Later, I plan to add various heuristics to support functions, operators, and more complex query constructs. Information about how to propagate nullability for such expressions is already encoded by Diesel's DSL in the Rust type system for some of these cases, so we already know how it internally works.

I plan to publish this analyzing part as a new separate crate so that it can be used by other crates as well. A first draft of this crate functionality exists in this PR: Add a new diesel_infer_query crate.

Summary and Outlook

The next Diesel feature release will add a new diesel_infer_query crate to analyze SQL statements. For now this will only include information about whether a field returned by a certain query can contain NULL values or not. The crate doesn't perform any interaction with the database itself, it allows users to instead provide a resolver to get type information about certain basic constructs like table/view fields if required. This hopefully enables different users to provide their own source for this information.

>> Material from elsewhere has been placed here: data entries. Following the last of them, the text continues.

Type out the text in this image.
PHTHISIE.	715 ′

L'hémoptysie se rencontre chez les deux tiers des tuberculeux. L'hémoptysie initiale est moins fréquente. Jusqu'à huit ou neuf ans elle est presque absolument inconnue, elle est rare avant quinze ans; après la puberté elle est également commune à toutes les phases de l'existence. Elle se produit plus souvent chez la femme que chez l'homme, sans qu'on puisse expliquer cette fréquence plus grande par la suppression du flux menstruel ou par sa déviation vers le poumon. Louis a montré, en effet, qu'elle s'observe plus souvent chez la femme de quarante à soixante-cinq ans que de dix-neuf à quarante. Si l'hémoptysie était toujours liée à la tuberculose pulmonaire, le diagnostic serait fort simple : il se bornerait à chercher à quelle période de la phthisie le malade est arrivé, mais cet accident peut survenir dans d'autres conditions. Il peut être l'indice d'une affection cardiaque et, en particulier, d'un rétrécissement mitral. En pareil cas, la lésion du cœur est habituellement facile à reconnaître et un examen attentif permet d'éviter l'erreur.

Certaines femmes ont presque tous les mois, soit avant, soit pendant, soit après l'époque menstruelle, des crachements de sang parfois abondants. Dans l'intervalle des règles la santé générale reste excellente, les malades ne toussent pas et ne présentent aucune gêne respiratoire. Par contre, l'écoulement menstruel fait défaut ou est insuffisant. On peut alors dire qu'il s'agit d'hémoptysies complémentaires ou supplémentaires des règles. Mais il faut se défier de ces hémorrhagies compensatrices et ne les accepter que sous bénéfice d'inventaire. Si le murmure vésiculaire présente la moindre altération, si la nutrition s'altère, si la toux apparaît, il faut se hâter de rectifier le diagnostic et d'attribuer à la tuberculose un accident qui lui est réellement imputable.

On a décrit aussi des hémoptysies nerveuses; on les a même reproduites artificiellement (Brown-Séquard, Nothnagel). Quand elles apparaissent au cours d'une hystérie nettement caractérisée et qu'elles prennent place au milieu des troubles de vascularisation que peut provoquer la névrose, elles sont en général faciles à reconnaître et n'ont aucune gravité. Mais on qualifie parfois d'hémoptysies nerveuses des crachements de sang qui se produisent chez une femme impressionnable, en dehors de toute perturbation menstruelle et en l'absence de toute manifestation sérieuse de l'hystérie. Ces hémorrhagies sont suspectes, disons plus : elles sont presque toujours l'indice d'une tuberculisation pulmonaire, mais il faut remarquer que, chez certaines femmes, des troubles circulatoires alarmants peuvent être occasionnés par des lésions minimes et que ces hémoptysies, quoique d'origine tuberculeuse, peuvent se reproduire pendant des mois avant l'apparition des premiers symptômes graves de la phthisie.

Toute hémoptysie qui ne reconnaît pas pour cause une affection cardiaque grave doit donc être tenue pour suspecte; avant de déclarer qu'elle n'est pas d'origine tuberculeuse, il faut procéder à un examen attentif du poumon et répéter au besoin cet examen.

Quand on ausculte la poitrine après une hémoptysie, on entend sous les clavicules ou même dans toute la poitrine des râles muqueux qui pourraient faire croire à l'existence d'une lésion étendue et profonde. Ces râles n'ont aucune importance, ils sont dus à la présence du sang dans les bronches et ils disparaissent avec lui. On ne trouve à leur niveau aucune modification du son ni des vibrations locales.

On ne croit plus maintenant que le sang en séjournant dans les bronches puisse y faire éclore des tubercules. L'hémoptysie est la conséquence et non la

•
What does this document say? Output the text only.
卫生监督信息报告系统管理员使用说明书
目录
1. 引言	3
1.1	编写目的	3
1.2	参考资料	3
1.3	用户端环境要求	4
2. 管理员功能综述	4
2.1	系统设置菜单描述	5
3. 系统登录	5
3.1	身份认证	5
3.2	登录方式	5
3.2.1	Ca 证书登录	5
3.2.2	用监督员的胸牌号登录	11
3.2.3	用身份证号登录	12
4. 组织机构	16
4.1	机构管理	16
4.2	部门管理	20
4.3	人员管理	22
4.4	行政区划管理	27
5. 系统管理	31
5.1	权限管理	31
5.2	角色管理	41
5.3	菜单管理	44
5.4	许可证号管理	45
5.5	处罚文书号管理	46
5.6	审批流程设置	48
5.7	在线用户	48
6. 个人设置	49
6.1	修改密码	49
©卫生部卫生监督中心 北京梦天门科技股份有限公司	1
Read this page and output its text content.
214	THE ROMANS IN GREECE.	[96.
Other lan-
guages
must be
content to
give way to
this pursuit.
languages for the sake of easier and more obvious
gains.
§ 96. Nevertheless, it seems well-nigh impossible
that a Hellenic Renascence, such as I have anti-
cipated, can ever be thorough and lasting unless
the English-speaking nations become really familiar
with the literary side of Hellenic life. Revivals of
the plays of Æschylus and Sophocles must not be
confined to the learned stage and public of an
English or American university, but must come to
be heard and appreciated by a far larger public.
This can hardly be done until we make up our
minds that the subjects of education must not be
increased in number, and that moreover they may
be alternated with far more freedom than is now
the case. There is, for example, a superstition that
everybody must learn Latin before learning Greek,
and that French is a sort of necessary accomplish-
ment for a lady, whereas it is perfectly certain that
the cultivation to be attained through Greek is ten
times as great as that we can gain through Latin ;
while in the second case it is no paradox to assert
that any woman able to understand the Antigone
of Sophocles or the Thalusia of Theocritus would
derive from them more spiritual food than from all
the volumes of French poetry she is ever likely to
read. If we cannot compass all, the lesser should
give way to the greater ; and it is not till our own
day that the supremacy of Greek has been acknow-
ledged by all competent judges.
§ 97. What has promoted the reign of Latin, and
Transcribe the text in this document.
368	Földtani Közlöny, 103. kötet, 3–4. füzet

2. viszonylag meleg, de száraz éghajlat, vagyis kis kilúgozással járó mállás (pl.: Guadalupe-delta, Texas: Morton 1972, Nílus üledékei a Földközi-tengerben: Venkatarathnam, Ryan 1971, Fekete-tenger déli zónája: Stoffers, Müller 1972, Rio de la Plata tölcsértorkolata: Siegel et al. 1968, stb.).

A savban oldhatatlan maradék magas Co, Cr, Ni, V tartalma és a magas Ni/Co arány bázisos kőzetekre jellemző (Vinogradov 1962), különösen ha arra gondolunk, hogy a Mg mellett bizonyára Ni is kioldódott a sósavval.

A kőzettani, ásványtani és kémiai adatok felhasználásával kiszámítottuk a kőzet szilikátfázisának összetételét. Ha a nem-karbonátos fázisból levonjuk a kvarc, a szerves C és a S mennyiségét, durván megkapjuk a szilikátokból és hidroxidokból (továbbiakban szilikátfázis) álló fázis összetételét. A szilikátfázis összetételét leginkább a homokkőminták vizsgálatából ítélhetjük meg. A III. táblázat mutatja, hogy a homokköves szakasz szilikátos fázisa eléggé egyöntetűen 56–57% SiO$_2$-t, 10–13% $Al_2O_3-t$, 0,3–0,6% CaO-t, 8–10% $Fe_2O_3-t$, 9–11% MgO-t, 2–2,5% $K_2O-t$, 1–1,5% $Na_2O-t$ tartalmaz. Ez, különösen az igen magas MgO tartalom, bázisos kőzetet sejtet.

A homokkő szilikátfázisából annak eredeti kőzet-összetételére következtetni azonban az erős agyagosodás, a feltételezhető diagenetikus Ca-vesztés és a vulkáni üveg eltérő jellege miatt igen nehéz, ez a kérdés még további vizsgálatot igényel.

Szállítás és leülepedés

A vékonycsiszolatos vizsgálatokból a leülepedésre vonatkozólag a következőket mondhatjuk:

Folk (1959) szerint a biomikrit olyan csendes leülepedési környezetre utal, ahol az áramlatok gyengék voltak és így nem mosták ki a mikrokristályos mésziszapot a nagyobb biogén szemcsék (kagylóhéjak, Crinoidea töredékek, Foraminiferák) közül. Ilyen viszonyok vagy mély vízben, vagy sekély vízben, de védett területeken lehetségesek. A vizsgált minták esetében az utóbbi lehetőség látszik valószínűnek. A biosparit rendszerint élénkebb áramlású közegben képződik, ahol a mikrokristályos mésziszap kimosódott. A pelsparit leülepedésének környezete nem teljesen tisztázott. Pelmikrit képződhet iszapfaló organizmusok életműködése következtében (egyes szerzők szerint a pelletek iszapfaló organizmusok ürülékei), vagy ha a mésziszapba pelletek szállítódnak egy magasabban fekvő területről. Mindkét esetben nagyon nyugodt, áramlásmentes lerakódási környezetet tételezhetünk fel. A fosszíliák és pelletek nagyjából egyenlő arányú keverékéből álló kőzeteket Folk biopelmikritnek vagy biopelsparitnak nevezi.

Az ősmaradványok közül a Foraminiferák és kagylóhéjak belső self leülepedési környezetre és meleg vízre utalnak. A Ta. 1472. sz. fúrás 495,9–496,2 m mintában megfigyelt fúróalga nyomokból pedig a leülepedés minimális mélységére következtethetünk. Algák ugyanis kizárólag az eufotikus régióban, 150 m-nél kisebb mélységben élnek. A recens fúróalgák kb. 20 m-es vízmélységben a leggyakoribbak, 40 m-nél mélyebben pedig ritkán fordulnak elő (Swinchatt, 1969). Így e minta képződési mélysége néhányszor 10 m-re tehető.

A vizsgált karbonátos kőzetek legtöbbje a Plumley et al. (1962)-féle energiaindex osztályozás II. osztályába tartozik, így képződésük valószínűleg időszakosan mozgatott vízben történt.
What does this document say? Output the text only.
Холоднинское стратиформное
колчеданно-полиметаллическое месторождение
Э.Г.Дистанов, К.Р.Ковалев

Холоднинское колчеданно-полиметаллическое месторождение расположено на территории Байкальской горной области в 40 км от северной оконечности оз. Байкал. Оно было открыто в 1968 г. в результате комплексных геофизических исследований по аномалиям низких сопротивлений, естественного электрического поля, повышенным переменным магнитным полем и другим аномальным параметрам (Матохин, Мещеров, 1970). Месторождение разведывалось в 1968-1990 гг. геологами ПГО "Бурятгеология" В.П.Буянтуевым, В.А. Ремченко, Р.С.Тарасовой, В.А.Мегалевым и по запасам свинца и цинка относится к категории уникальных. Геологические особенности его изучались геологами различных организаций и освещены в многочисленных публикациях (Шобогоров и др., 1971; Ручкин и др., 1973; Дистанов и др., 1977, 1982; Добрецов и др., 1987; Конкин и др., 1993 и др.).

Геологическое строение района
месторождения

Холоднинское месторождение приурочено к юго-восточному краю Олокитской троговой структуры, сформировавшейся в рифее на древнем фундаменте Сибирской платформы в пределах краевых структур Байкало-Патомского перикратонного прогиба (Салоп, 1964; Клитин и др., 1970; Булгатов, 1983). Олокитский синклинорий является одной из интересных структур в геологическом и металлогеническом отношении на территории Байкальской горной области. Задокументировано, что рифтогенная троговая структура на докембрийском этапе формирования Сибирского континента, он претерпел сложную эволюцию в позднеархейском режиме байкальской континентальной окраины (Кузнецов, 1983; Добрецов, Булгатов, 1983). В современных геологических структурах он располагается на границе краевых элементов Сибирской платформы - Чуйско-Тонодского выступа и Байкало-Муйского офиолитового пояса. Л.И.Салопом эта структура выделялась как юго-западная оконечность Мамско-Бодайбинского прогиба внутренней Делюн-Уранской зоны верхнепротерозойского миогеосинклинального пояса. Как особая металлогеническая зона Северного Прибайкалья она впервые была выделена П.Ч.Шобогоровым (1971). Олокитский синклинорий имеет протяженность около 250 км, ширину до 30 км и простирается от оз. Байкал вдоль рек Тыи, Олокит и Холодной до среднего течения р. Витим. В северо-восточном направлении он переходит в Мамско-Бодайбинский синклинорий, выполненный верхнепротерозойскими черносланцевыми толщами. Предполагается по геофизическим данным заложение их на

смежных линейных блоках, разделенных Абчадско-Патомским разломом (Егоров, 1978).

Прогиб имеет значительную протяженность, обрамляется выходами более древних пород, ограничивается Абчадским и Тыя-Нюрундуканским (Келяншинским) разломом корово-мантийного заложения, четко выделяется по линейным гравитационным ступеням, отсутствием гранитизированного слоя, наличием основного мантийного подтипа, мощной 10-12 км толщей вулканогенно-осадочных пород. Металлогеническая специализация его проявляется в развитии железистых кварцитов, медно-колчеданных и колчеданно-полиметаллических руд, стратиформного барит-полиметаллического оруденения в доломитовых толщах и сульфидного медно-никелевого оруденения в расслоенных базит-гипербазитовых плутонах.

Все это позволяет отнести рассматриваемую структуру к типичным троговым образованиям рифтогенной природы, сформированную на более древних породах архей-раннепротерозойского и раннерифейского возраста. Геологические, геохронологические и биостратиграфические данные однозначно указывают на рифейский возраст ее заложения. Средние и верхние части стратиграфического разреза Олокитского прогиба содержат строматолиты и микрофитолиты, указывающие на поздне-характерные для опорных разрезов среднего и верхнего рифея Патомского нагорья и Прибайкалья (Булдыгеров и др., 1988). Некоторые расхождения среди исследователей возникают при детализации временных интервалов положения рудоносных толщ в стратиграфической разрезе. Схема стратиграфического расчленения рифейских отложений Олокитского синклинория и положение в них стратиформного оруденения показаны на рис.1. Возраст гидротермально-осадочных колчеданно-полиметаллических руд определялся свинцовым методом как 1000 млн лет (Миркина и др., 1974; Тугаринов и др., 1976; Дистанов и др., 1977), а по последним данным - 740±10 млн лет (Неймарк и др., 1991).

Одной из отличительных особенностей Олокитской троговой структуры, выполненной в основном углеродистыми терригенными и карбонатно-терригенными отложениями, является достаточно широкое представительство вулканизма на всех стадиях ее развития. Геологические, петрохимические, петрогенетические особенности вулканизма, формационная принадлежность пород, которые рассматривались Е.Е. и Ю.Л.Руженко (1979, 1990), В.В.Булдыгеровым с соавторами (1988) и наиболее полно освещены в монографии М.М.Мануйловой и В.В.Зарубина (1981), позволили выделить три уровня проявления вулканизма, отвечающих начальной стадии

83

For the next Diesel feature release, this crate will power the inference whether a field of a VIEW contains NULL values or not. We likely will consider this inference experimental for at least one Diesel version to give us some room to improve the accuracy on real-world use cases. You already can help with that by sharing your VIEW definitions.

In the longer run, I imagine that this functionality is also used to provide a better way to express plain SQL queries in Diesel. We could use our schema.rs files as data source instead of connecting to a database there. Possibly it's also feasible to utilize Rustdoc's JSON format to extract information already encoded in the Rust type system via Diesel's DSL, making the inference aware of all these cases already handled by Diesel. I'm looking forward to seeing people experimenting with this in the future.

Finally, I would like to use this opportunity to thank Prototype Fund again for funding this project. Without their help and funding, none of this wouldn't have been possible. They also put out a new call for applications for next year's round of funding: If you have ideas you want to work on make sure to apply for funding until 30.11.2025 here. I enjoyed working with them and can only recommend others to apply as well.